In recent years, real-time video communications have been increasingly employed not only by business enterprises of various sizes, but also government, educational, and healthcare institutions, as well as individuals. It is often useful to generate recordings of such real-time video communications that take place between client devices over a network, tracking both the audio and video produced by the respective devices in a single video file. Such recordings of real-time video communications between client devices can serve as valuable resources for reviewing and/or evaluating the level or quality of customer experience, service quality assurance, liability protection, etc., as well as for capturing accurate records of complete video interactions between the client devices.
The generation of recordings of real-time video communications between client devices can be problematic, however, because such real-time video communications typically take place at least in part over public networks such as the Internet, which generally operates as a packet network that employs the transmission control protocol (TCP)/Internet protocol (IP) stack of protocols for packet transmission. In such real-time video communications, the user datagram protocol (UDP) is typically used at the transport layer to deliver video packets at a specified rate. Further, the real-time transport protocol (RTP) is typically used in conjunction with the UDP to handle various functions such as data identification, sequence numbering, time stamping, and/or packet delivery monitoring.

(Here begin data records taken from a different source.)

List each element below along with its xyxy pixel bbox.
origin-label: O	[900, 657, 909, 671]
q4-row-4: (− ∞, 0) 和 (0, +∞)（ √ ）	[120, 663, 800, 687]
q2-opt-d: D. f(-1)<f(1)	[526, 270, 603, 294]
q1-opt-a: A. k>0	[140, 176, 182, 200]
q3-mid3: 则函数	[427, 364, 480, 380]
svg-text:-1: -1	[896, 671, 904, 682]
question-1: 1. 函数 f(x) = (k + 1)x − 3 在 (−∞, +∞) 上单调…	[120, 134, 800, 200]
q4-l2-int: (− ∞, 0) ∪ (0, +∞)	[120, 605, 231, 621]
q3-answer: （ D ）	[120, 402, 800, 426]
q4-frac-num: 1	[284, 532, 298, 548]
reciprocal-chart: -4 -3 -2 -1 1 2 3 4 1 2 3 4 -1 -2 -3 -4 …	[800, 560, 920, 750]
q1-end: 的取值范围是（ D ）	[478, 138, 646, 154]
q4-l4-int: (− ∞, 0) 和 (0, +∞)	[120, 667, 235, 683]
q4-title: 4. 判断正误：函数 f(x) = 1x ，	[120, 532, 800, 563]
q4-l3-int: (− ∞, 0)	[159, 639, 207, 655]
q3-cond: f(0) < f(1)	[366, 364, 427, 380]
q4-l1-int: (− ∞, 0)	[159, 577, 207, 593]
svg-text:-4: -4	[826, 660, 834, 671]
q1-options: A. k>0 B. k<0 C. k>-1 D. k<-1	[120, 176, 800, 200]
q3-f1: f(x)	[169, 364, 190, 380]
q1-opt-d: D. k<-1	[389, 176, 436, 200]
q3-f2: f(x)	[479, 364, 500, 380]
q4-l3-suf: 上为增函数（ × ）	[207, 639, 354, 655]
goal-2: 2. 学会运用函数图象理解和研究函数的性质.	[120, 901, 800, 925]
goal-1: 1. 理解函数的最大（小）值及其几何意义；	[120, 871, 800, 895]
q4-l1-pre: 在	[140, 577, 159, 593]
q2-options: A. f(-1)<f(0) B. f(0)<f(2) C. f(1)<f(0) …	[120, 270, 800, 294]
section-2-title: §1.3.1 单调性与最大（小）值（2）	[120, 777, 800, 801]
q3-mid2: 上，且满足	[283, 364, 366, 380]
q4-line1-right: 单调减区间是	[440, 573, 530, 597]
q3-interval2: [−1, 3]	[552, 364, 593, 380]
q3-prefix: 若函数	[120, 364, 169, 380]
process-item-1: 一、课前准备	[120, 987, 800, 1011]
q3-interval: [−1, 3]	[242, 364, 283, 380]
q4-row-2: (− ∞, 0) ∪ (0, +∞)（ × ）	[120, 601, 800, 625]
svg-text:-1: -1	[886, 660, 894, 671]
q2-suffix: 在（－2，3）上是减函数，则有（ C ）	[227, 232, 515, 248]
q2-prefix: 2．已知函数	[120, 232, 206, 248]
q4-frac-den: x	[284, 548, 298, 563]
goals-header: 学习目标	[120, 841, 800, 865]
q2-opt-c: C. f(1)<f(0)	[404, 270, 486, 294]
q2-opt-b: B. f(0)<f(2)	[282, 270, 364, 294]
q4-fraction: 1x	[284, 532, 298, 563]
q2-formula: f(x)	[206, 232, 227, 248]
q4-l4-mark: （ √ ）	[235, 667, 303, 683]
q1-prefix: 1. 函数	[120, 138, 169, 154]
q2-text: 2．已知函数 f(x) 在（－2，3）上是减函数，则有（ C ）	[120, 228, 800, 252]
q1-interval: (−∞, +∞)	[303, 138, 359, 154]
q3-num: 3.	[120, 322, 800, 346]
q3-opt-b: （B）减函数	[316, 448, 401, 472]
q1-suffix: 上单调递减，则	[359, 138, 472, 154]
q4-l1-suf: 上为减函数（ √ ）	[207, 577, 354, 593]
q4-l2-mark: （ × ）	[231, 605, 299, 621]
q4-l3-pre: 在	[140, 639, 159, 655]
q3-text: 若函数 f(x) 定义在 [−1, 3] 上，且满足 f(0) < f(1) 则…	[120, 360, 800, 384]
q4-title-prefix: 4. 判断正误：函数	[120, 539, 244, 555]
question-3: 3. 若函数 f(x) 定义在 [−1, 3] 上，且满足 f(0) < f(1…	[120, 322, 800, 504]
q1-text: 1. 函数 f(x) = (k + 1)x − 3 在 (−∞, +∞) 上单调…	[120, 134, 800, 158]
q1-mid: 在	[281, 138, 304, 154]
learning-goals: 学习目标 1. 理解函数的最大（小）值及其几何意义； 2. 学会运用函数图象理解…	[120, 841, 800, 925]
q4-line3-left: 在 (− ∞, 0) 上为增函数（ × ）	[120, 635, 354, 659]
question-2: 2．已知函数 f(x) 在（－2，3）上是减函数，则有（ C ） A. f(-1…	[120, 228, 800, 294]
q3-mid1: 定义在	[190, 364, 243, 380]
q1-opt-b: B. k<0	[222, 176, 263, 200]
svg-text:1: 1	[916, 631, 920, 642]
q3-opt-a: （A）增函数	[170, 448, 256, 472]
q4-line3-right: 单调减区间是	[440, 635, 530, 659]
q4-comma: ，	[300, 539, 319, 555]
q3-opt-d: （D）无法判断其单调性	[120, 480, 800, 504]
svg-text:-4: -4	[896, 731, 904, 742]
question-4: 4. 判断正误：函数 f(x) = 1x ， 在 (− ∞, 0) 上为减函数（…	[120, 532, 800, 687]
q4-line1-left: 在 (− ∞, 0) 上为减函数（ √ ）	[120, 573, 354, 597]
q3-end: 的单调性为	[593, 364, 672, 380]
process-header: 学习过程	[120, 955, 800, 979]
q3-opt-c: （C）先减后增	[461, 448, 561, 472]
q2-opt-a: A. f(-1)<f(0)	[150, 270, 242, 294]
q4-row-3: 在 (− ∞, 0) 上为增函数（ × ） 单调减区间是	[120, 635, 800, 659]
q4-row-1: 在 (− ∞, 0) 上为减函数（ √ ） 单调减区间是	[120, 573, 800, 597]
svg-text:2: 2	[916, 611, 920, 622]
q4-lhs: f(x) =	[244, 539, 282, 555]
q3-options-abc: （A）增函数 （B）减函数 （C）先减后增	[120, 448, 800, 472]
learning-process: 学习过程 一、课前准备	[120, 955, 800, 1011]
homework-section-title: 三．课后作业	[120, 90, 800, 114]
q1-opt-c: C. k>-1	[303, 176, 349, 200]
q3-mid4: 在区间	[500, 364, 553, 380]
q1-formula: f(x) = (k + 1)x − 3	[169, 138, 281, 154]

However, using UDP/RTP video packets in real-time video communications has drawbacks because, while the UDP can deliver such UDP/RTP video packets at a specified rate, it generally cannot guarantee lossless delivery of the video packets. This can pose a problem for the generation of recordings of such real-time video communications because video players or other devices that attempt to decode encoded video frame data from video files containing such recordings may crash if the encoded video frame data has one or more missing video packets.
It would therefore be desirable to have improved systems and methods of video decoding and recording in real-time video communications in lossy network environments.